The Dance of Unequals is an encounter between a killer of spirits and a component of society – e.g., descendants of slaves. The dance consists of the psychologically, spiritually and emotionally wounded, having been deceived and oppressed for many generations, unwittingly become coconspirators, dancing along to their metaphorical grave following the dictates of the despots who subjugated them.
The most effective way to destroy a People is to deny and obliterate their history. Destroy or falsify every record, rewrite every book, repaint every picture, rename or destroy every school, statue and building, and alter every important date. Their past will be erased, the erasure will be forgotten, and the lie will become the truth for those telling it and those hearing it. Nothing will exist except the endless present in which the PARTY is always right. (From George Orwell)
While Orwell was on the mark long before Eminent Domain and Urban Renewal became major instruments of White Supremacists, these enemies have twisted the obfuscation of Black culture and made the opposite a weapon for them.
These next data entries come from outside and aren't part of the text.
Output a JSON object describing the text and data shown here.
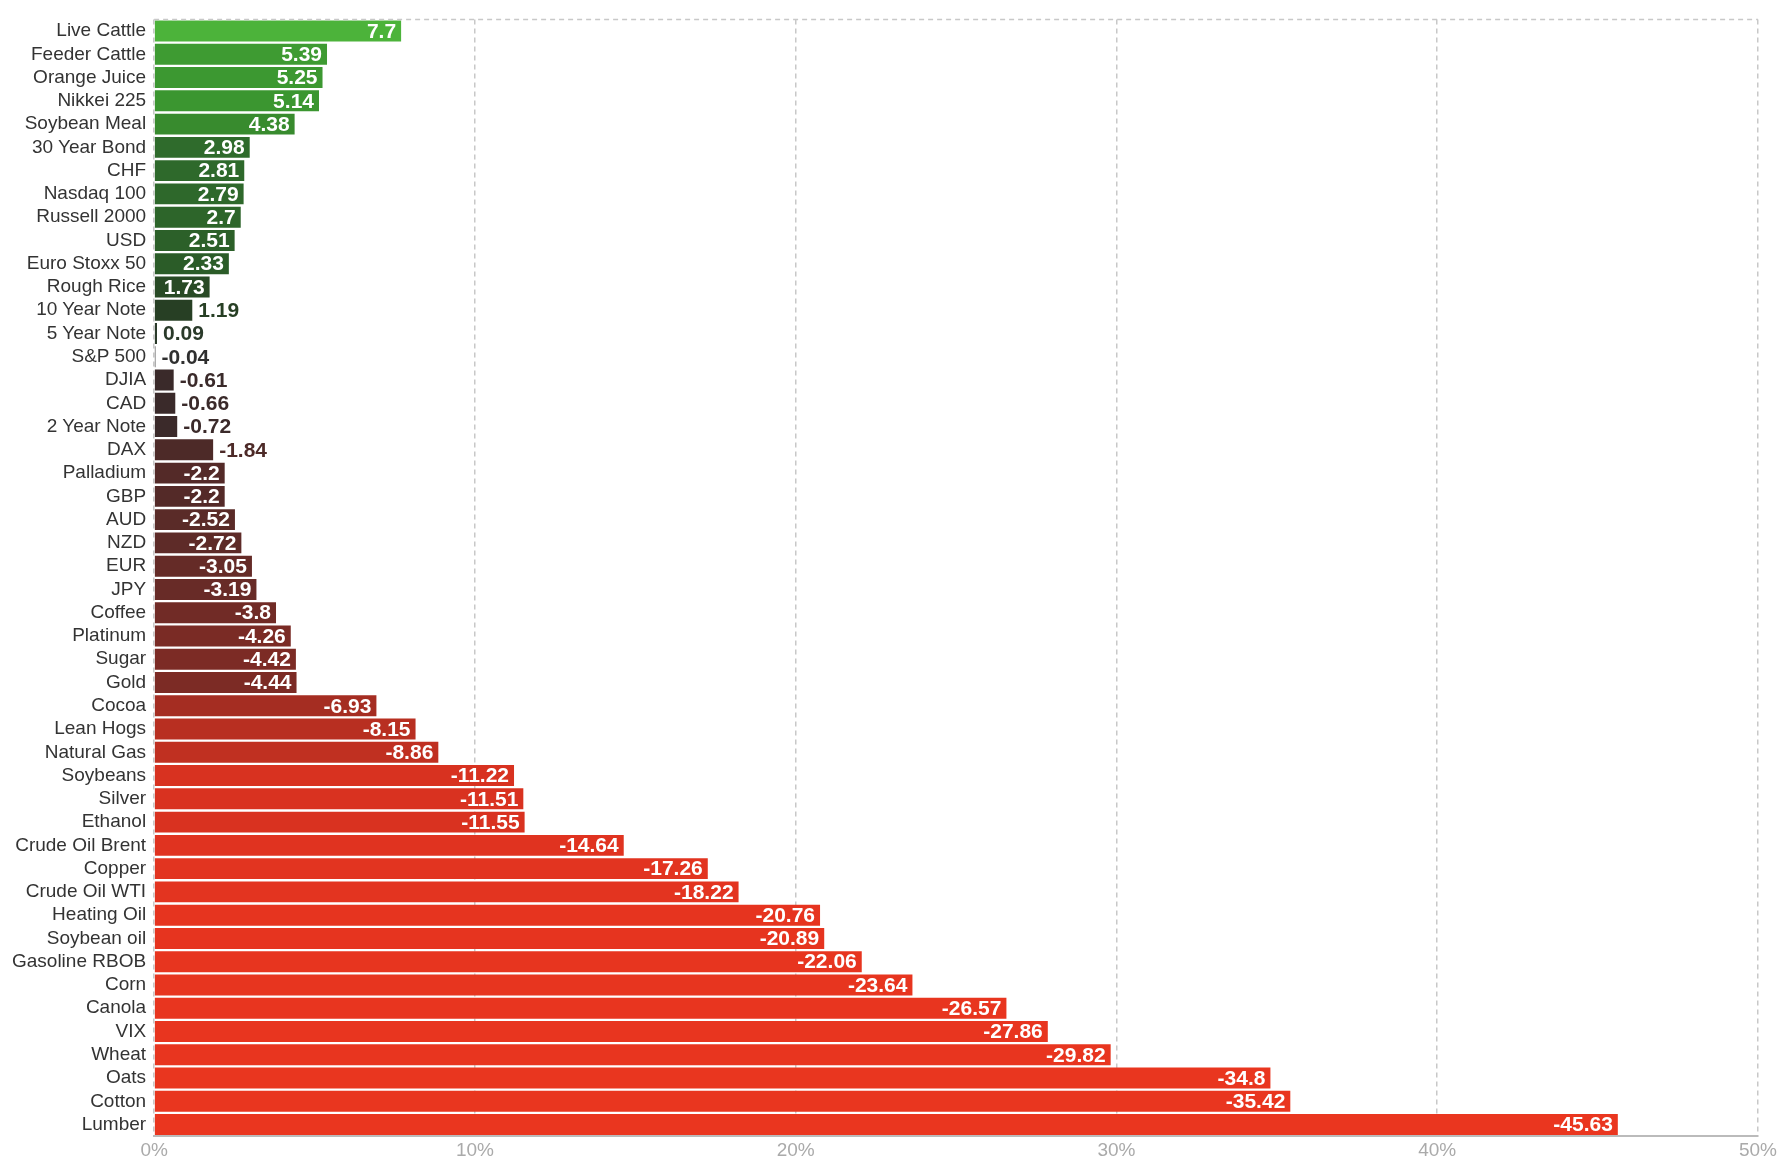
{
  "chart_data": {
    "type": "bar",
    "orientation": "horizontal",
    "categories": [
      "Live Cattle",
      "Feeder Cattle",
      "Orange Juice",
      "Nikkei 225",
      "Soybean Meal",
      "30 Year Bond",
      "CHF",
      "Nasdaq 100",
      "Russell 2000",
      "USD",
      "Euro Stoxx 50",
      "Rough Rice",
      "10 Year Note",
      "5 Year Note",
      "S&P 500",
      "DJIA",
      "CAD",
      "2 Year Note",
      "DAX",
      "Palladium",
      "GBP",
      "AUD",
      "NZD",
      "EUR",
      "JPY",
      "Coffee",
      "Platinum",
      "Sugar",
      "Gold",
      "Cocoa",
      "Lean Hogs",
      "Natural Gas",
      "Soybeans",
      "Silver",
      "Ethanol",
      "Crude Oil Brent",
      "Copper",
      "Crude Oil WTI",
      "Heating Oil",
      "Soybean oil",
      "Gasoline RBOB",
      "Corn",
      "Canola",
      "VIX",
      "Wheat",
      "Oats",
      "Cotton",
      "Lumber"
    ],
    "values": [
      7.7,
      5.39,
      5.25,
      5.14,
      4.38,
      2.98,
      2.81,
      2.79,
      2.7,
      2.51,
      2.33,
      1.73,
      1.19,
      0.09,
      -0.04,
      -0.61,
      -0.66,
      -0.72,
      -1.84,
      -2.2,
      -2.2,
      -2.52,
      -2.72,
      -3.05,
      -3.19,
      -3.8,
      -4.26,
      -4.42,
      -4.44,
      -6.93,
      -8.15,
      -8.86,
      -11.22,
      -11.51,
      -11.55,
      -14.64,
      -17.26,
      -18.22,
      -20.76,
      -20.89,
      -22.06,
      -23.64,
      -26.57,
      -27.86,
      -29.82,
      -34.8,
      -35.42,
      -45.63
    ],
    "base": [
      0,
      0,
      0,
      0,
      0,
      0,
      0,
      0,
      0,
      0,
      0,
      0,
      0,
      0,
      0.04,
      0.61,
      0.66,
      0.72,
      1.84,
      2.2,
      2.2,
      2.52,
      2.72,
      3.05,
      3.19,
      3.8,
      4.26,
      4.42,
      4.44,
      6.93,
      8.15,
      8.86,
      11.22,
      11.51,
      11.55,
      14.64,
      17.26,
      18.22,
      20.76,
      20.89,
      22.06,
      23.64,
      26.57,
      27.86,
      29.82,
      34.8,
      35.42,
      45.63
    ],
    "data_labels": true,
    "colors": [
      "#4cb33a",
      "#3e9b32",
      "#3c9831",
      "#3b9630",
      "#388b2e",
      "#2f6b2c",
      "#2e692b",
      "#2e682b",
      "#2d652a",
      "#2c6029",
      "#2b5c28",
      "#284a25",
      "#273f24",
      "#2a3a2a",
      "#2f2f2f",
      "#3a2a2a",
      "#3a2a2a",
      "#3b2a2a",
      "#4d2a28",
      "#542a28",
      "#542a28",
      "#5a2b28",
      "#5e2b28",
      "#652b27",
      "#682b27",
      "#712b26",
      "#7a2b25",
      "#7c2b25",
      "#7c2b25",
      "#a52d22",
      "#b82f21",
      "#c03021",
      "#d83220",
      "#d93220",
      "#d93220",
      "#e03320",
      "#e23420",
      "#e33420",
      "#e6341f",
      "#e6341f",
      "#e7351f",
      "#e7351f",
      "#e8351f",
      "#e8351f",
      "#e8351f",
      "#e9361f",
      "#e9361f",
      "#ea361f"
    ],
    "xlim": [
      0,
      50
    ],
    "xticks": [
      {
        "value": 0,
        "label": "0%"
      },
      {
        "value": 10,
        "label": "10%"
      },
      {
        "value": 20,
        "label": "20%"
      },
      {
        "value": 30,
        "label": "30%"
      },
      {
        "value": 40,
        "label": "40%"
      },
      {
        "value": 50,
        "label": "50%"
      }
    ],
    "grid": "x",
    "legend": false
  }
}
Oppressed people seek visible attainments, e.g., named holidays, streets, statues, and buildings, to which the powers often acquiesce. Admittedly, these are positive cultural artifacts. Although they inspire cultural pride, symbolic accoutrements alone, no matter how apropos, will not redistribute useable power to powerless people and rectify wrongs unless they are part of plans to make fundamental changes in institutions, policy-makers, and policies. All too often, victories have been Pyrrhic – triumphs that inflict such a devastating toll on the victors that they are indistinguishable from defeat, nullify real achievements, and obstruct long-term, durable progress.